Ainsi s’explique la révolution de la période post-conciliaire, comme le père Congar (l’homme du mot « la révolution d’octobre » au Concile) la décrivait dans sa déclaration du 8 février 1977 :
La mutation de l’Église est l’effet de la mutation mondiale. L’Église n’a pas à épouser les principes du monde ambiant, mais elle est missionnnaire ; « elle doit passer aux barbares » comme disait Ozanam. Cela impose des révisions, des réformes qu’on ne peut plus éviter, par exemple sur la résurrection, la conscience du Christ, l’eucharistie, la papauté. On ne peut plus en rester à une vision naïve comme celle des siècles passés, du Moyen Age, de la contre-réforme [11].
Ainsi s’explique le prurit de mutation, de reformulation, de relecture des Évangiles ; l’abandon de la Tradition dogmatique (évolution des dogmes), morale (morale de situation, refus d’Humanæ vitæ), liturgique (alors que l’adage lex orandi, lex credendi s’opposait à l’invasion des langues vernaculaires et à l’œcuménisme du Nouvel Ordo de la messe). Il faudra voir cela plus tard à loisir : les ravages de la vérité « évolutive ». Jugnet a remarqué : « L’erreur libérale est de trop croire à l’efficacité de la discussion. » Nous a-t-on assez invités à « dialoguer », depuis le Concile !…

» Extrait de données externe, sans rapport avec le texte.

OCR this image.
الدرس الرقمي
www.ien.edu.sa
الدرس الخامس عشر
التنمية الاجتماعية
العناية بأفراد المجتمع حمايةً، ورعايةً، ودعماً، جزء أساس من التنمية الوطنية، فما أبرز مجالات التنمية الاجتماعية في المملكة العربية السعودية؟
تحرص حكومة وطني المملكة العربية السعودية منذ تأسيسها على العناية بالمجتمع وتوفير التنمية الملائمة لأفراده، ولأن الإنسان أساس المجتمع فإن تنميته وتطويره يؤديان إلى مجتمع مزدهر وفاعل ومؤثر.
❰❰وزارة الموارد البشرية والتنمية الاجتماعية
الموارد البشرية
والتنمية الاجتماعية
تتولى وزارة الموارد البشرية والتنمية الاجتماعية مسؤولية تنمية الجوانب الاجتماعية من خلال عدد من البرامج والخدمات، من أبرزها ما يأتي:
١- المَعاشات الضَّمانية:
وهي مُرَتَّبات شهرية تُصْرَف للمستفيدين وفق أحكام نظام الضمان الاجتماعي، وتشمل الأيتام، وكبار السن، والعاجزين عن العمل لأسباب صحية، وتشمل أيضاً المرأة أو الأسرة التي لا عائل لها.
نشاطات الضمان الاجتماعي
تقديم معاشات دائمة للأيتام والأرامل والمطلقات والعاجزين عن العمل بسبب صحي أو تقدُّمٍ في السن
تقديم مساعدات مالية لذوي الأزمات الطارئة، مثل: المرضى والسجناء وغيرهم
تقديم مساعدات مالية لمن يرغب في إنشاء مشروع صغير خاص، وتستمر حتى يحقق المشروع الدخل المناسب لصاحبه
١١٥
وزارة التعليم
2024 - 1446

Quand Mgr Lefebvre, au Concile, suppliait que l’on voulût bien préciser les notions, définir les termes, on lui répondait qu’on n’était pas là pour définir, mais pour faire entrer un grand souffle d’air frais dans l’Église. C’était le vent de l’Histoire, la fraîcheur et la nouveauté de la « vie ». On parlait de foi vivante, de magistère vivant, comme au début du siècle. On voulait un concile « pastoral » plutôt que « dogmatique ». Pouvait-on imaginer une pastorale qui ferait fi du dogme, de la morale et du droit canonique, pour la messe, pour le baptême, pour la confirmation, pour les divorcés remariés, pour la continence des jeunes, pour la pilule, pour les invertis, pour la catéchèse, etc. ? Mais il y avait la « vie » (dont sans doute l’Église ne s’est pas souciée pendant deux millénaires ?) Et on a vu ce qu’on a vu, dans le méta-concile : les faits abondent, que nous pourrions citer avec précision.
Les modernistes sont imbus de ce pragmatisme, hérité en particulier de l’américain William James, et dont Roger Verneaux, affirme qu’il apparaît comme une des perversions les plus graves de la philosophie :
Pour eux, la vérité des idées, surtout morales et religieuses, consiste uniquement dans leur valeur pratique. […] Est vrai ce qui favorise l’action, ce qui procure une extension de notre personnalité. Bref, la vérité se définit par le succès. […] Quand il s’agit de vérité morale et religieuse, on ne peut nier qu’elle ne soit pleinement possédée, et même comprise, qu’à la condition d’être vécue, pratiquée […]. Mais la vérité perçue par l’intelligence peut être en opposition avec les sentiments, les tendances, les instincts. Elle peut apporter peine, tristesse, malheur. Elle peut même entraver l’action, car il y a des erreurs profitables et des vérités paralysantes [12].
Gustave Thibon analyse :
Celui qui demande aux battements de son cœur étroit et charnel de confirmer en tous points son idéal et sa foi, ouvre toute grande en lui la porte de la tragédie. Un jour viendra nécessairement où le rythme individuel de son cœur ne s’intégrera plus dans l’universalité des principes spéculatifs ou des dogmes. Ce jour-là pour quelle vérité optera-t-il ? Pour celle qui brille dans son esprit ou par celle qui palpite dans ses entrailles ? Pour la vérité ou pour sa vérité ? Hélas ! celui qui méconnaît l’invulnérable spécificité, la royale indépendance d’un ordre intelligible et pour qui la vérité n’existe que dans la mesure où elle s’incarne et se concrétise en lui, le jour où il prendra conscience du conflit entre la vérité et la vie, c’est la vie qu’il choisira [13].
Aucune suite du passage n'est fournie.